Sometimes something doesn’t mean anything until it comes right to your front door.   Then it crystallizes with a clarity that throws everything into sharp relief, and the truth can no longer be avoid.  And that’s what just happened to us.

This afternoon, at about 2:45, an angry but organized mob of Occupy Wall Street protesters marched down East 54th Street, past the boutiques and luncheon spots of the privileged, thrusting handmade placards in the air and chanting “They got bailed out, we got sold out!”  Striking fear into the hearts of patrons of Bice and Rothmann’s  (two darlings of the expense account lunch crowd), of Schumer’s Liquors (where $150 bottles of scotch are displayed in the window) and the Reliable Foods luncheonette (which charges $4.50 for a tuna salad sandwich), the throng turned right at Park Avenue to find its target:  the heartless 53rd Street branch office of Citibank.

There, the protesters made known their rage.   Waving signs and chanting, the mob, by now numbering almost three dozen, hurled paper airplanes at the cowering group of elite tellers and upper-crust customer service reps huddled in fear inside.  One could almost hear them crying:  “You can’t do this to us!  We’re the one percent!”

Who can afford this?
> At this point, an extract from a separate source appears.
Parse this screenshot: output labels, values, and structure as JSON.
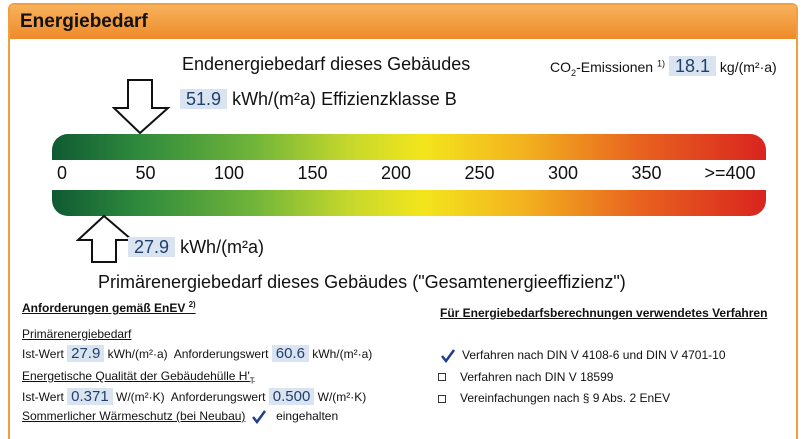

The 1%.

Well, okay, as a stirring protest, it wasn’t much.  In fact, there were so few of them that they barely made a noticeable ripple in the normal sidewalk traffic.  And picking this Citi branch as the face of Wall Street made about as much sense as protesting the Iraq war by picketing a roadside falafel stand.

So, this is our moment of clarity, of definition, of awareness.  We had some dim hopes for this movement; that it might form an effective platform to voice real concerns of real people, so that real efforts could be undertaken to address them.

But we got silliness instead.  Each “proposal” is nothing more than a suggestion that one small minority special interest group profit from the pain of everyone else.  Forgive all student loans.  (Don’t have one?  Paid yours off?  Sucker.)  Forgive all consumer debt.  (Oh, you paid yours?  Tough.)  Pay off my underwater mortgage.  (You should have bought a house you couldn’t afford with no down payment.  All you had to do was lie.  Idiot.)   Kill all the banks and corporations.  (We’ll live on communes in a barter society and share everything.  It worked so well in the sixties.)  Put all the bankers in jail.  (And if they’ve done nothing criminal, then just hang them.  Who cares?)

This isn’t social justice, this is street theater.  We have listened to many, many people tell us what OWS really means.  Frankly, they don’t know, and we don’t either, because OWS has been very careful not to mean anything at all.   All the special interest groups that have tried to co-opt it have left empty-handed.

But one thing is for sure:  this ain’t the Arab Spring.   The media can pontificate all it likes  about “virtual” events, but when it comes down to it, no one really pays attention to anything that doesn’t involve real feet on real pavement.   In spite of all the hype, all the hoo-hah and all the bold claims of representation, OWS hasn’t been able to do that.  It was, and remains, a make-believe army with a make-believe war, with the media fanning what appear to be dying embers into something that still resembles a spark of spirited protest.

At the end of the day, OWS turns out to be the pool of Narcissus.   The apostles gaze into it to find their reflection, and they stare, rapt, with admiration.  But they must be careful lest their reverie draws them too close, and they fall in and drown.

If you agree, put your hands in the air and wiggle your fingers.  No?  That would make you feel silly?  Well, maybe that’s because you don’t see yourself as part of the “99%.”  Whoever the hell they are.